Electronic learning could enable millions more students to train as nurses and doctors across the world, according to research carried out for the World Health Organization.
A review commissioned by the WHO and carried out by Imperial College London concluded that “e-learning” is likely to be as effective as traditional methods for training health professionals.
“E-learning programmes could potentially help address the shortage of healthcare workers by enabling greater access to education, especially in the developing world”
The use of electronic media and devices in education is already used by some universities to support traditional campus-based teaching or to enable distance learning.
Its wider use globally might help to address the need to train more health workers, according to the WHO’s report – E-learning for undergraduate health professional education – which is published today.

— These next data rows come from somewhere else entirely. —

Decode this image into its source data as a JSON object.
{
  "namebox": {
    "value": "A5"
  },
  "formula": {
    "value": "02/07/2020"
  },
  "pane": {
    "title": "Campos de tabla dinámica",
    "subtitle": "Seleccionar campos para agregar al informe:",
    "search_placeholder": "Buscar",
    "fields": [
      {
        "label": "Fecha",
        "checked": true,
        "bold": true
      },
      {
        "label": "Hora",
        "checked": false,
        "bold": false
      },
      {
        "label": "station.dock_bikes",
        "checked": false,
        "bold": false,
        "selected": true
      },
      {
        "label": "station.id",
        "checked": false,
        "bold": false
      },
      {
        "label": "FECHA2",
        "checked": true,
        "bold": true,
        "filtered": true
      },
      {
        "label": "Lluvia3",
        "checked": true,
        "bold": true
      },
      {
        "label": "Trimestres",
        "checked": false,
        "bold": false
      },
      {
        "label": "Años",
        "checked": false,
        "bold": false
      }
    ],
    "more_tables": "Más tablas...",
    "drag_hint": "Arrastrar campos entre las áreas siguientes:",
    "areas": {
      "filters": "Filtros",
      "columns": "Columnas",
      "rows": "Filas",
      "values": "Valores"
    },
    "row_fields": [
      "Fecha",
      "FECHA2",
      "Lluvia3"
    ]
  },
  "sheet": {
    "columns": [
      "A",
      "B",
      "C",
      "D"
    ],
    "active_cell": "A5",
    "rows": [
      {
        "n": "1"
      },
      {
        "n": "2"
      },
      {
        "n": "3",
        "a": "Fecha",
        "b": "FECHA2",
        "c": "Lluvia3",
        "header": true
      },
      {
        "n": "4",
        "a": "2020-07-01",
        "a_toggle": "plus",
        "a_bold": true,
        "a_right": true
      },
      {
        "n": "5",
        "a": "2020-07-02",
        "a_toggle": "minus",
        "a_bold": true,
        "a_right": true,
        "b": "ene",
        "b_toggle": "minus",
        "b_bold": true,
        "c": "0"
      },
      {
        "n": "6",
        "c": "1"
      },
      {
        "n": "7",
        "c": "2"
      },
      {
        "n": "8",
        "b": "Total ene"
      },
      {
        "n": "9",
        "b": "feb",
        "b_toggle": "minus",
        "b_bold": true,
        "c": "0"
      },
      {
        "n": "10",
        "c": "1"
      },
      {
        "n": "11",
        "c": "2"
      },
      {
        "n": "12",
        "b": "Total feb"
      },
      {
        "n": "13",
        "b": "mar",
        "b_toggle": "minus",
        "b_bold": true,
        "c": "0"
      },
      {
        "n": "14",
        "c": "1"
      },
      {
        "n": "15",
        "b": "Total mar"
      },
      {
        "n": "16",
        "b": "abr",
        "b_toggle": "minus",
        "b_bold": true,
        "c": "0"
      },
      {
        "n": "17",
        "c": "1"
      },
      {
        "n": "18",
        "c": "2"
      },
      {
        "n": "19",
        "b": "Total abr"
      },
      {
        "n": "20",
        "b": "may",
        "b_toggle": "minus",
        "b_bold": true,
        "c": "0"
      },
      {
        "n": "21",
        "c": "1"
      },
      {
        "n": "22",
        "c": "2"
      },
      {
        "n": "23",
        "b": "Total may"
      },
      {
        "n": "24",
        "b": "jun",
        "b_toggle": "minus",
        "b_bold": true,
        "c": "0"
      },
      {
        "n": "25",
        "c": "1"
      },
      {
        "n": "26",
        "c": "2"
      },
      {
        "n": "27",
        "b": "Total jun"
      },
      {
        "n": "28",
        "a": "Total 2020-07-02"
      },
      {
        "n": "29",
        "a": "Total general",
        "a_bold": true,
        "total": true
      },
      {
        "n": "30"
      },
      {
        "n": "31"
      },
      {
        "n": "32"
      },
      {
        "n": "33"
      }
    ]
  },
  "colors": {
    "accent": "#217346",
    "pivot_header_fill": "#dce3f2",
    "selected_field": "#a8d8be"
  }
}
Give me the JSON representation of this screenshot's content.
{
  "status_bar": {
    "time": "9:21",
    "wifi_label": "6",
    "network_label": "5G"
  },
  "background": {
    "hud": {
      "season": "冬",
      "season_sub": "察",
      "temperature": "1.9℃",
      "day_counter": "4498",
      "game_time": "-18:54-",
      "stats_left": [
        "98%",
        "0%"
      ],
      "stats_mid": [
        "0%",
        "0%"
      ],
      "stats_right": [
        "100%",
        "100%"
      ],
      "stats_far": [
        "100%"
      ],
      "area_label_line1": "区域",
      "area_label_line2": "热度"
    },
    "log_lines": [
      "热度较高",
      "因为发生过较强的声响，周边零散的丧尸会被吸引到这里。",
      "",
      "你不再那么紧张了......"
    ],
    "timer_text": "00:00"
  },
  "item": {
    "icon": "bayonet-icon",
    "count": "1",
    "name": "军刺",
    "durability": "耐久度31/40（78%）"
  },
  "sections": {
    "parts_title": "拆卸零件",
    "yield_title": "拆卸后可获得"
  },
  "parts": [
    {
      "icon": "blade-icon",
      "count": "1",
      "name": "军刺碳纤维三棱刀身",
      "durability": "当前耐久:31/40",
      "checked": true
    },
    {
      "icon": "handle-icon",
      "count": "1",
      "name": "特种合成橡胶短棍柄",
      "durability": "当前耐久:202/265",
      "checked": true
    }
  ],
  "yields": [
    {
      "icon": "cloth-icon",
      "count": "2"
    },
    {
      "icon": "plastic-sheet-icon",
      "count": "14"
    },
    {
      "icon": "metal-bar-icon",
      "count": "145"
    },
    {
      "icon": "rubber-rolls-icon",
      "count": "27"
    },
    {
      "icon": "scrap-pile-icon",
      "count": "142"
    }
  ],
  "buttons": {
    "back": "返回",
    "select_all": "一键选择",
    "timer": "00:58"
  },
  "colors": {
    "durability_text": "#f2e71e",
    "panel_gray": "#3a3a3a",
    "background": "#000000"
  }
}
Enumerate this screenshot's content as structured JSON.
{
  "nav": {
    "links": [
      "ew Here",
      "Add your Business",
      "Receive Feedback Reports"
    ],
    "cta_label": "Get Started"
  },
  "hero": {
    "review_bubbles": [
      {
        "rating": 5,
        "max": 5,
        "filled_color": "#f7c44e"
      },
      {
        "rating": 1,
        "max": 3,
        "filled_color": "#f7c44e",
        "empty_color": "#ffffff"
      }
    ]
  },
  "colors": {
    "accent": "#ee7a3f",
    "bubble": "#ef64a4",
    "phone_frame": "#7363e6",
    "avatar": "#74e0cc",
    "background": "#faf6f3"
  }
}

The Imperial team, led by Dr Josip Car, carried out a systematic review of the scientific literature to evaluate the effectiveness of eLearning for undergraduate health professional education.
They also conducted separate analysis comparing e-learning done online and requiring an internet connection, with offline e-learning, which might be delivered using CD-ROMs or USB sticks.
The findings, drawn from a total of 108 studies, showed that students acquired knowledge and skills through online and offline e-learning as well as, or better than they do, through traditional teaching.
The authors suggest that a combination of e-learning with traditional teaching might be most suitable for healthcare training, because of the need to acquire practical skills.
Dr Josip Car, from the school of public health at Imperial, said e-learning programmes could “potentially help address” the global shortage of clinicians, especially in the developing world.
“There are still barriers that need to be overcome, such as access to computers, internet connections, and learning resources,” he said.
“Universities should encourage the development of e-learning curricula and use online resources to reach out to students internationally,” he added.